New Jersey Future Blog
Market Demand Drives Increase in Multifamily Building Permits in New Jersey
February 20th, 2013 by Tim Evans
After several years in the doldrums of a recession, the homebuilding industry is finally beginning to show some signs of recovery. According to an analysis by Bergen County’s The Record of Census Bureau building permit data, 2012 was “the busiest year for housing construction since 2008,” with permit activity increasing by a third as compared to 2011.
What is particularly remarkable about the recovery is that it is being driven by construction of multifamily housing. According to The Record, 58 percent of building permits issued in 2012 were for multifamily housing – the largest multifamily share on record since data collection began in 1980.
What’s more, this 58 percent figure actually understates the popularity of multifamily housing, because of the way the Census Bureau tabulates building permits: in the Census Bureau data, a single permit can cover an entire multifamily structure, regardless of how many individual living units the structure contains. Thus the number of multifamily permits understates the number of actual multifamily units.
This recent dramatic rise of multifamily housing as a driver of building permits is actually a continuation and intensification of a pattern New Jersey Future has already studied (PDF).
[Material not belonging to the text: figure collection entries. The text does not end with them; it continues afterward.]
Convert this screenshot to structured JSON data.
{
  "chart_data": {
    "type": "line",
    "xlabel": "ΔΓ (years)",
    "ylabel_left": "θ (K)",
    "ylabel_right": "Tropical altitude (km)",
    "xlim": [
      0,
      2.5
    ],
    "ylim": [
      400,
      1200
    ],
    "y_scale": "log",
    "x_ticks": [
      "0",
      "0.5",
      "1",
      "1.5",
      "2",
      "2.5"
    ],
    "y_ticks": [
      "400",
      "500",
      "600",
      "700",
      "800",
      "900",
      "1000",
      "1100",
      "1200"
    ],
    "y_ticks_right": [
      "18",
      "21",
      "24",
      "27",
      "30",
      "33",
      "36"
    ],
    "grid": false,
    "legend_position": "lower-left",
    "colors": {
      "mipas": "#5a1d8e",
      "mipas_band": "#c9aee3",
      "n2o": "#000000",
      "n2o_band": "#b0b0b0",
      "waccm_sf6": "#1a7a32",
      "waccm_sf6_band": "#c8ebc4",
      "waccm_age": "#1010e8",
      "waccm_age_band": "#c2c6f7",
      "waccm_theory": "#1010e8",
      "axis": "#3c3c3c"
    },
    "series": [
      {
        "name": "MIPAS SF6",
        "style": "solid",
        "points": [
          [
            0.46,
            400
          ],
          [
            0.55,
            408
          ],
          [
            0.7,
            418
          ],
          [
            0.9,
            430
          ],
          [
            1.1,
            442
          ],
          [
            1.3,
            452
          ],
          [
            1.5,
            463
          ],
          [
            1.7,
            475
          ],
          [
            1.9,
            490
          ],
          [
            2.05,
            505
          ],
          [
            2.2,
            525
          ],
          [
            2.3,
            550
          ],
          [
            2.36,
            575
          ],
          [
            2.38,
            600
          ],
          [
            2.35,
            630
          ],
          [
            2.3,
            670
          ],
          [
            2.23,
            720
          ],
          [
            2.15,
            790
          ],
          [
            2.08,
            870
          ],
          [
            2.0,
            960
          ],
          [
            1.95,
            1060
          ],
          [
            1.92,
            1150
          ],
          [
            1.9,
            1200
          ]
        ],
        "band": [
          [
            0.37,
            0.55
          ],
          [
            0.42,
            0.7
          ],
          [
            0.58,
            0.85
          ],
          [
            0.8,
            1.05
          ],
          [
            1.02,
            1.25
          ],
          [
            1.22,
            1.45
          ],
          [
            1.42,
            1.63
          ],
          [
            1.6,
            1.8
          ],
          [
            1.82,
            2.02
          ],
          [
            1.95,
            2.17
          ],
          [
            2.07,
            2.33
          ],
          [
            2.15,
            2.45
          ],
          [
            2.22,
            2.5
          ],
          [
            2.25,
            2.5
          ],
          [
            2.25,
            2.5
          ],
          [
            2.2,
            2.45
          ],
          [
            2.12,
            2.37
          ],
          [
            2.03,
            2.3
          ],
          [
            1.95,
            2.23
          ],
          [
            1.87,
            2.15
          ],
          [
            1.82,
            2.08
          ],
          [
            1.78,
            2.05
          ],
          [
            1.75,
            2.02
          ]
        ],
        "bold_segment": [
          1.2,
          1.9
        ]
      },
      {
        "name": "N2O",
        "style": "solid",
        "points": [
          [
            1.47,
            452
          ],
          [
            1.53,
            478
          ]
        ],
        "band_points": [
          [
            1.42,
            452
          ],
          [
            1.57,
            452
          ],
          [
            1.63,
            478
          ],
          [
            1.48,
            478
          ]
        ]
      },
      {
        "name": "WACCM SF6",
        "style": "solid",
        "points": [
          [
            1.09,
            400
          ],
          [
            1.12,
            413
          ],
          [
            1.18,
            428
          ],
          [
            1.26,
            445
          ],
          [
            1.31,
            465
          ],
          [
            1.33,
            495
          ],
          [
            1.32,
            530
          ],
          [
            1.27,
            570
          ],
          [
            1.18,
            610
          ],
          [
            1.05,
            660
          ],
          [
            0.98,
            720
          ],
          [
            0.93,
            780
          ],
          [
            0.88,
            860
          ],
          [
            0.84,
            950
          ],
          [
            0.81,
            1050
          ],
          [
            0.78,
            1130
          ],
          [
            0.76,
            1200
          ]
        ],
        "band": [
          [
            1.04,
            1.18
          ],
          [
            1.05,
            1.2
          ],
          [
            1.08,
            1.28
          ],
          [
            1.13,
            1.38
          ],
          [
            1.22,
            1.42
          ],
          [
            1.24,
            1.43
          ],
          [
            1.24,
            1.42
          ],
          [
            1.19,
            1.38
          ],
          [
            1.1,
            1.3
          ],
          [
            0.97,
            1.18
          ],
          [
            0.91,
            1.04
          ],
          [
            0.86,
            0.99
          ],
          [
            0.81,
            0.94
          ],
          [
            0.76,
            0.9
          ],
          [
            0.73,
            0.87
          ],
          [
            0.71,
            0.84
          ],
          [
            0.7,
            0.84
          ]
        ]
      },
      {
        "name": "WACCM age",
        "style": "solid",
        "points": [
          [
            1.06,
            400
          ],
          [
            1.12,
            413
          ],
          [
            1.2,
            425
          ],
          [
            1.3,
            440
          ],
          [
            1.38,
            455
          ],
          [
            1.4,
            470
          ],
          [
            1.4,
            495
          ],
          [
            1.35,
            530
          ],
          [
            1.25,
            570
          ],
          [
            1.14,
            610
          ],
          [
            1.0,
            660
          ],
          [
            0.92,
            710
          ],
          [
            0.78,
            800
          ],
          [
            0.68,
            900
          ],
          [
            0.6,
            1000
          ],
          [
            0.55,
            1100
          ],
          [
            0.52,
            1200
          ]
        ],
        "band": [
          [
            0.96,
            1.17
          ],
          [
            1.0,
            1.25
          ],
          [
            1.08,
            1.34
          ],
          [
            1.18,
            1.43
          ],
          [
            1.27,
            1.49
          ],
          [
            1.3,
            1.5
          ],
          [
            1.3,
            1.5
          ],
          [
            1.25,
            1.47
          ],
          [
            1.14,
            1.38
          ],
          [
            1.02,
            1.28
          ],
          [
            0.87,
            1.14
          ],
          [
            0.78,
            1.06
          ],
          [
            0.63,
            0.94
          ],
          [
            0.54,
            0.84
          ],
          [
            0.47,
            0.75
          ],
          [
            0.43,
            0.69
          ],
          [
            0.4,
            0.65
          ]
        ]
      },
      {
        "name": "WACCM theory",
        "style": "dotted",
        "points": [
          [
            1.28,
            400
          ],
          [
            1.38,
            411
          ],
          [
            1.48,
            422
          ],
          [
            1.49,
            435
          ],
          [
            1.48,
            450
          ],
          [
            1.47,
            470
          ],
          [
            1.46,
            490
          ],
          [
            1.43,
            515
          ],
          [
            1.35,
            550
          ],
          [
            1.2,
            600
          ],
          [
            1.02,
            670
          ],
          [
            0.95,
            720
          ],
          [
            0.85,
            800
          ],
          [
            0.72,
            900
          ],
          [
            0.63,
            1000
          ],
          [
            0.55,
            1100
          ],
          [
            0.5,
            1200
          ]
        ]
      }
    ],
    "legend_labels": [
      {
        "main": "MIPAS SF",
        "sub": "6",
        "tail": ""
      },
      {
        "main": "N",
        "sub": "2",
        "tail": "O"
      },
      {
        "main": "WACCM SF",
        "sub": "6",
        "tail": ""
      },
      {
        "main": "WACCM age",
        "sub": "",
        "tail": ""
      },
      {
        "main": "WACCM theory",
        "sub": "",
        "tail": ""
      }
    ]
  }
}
That report, published in 2010, noted that permits for multifamily housing made up a much larger percentage of total building permit activity in the 2000s than in the 1990s, accounting for only 13 percent of total building permits from 1990 to 1999 but increasing to 30 percent for the 2000-2009 period.
And this increase was not just due to a resurgence in building activity in the state’s urban centers – the usual suspects when it comes to multifamily housing. It was also attributable to the fact that the issuance of multifamily permits became much more geographically widespread, with fully half of the state’s municipalities issuing at least one multifamily permit between 2000 and 2009, compared to only a third of municipalities issuing any between 1990 and 1999. New multi-family housing was welcomed into many more communities in the 2000s than had been the case in the 1990s.
The trend is likely to continue, with the Millennial generation – now into its prime household-formation years – expressing a preference for city living and more urban amenities (like proximity to public transportation) and eschewing homeownership, especially the kinds of houses they grew up in.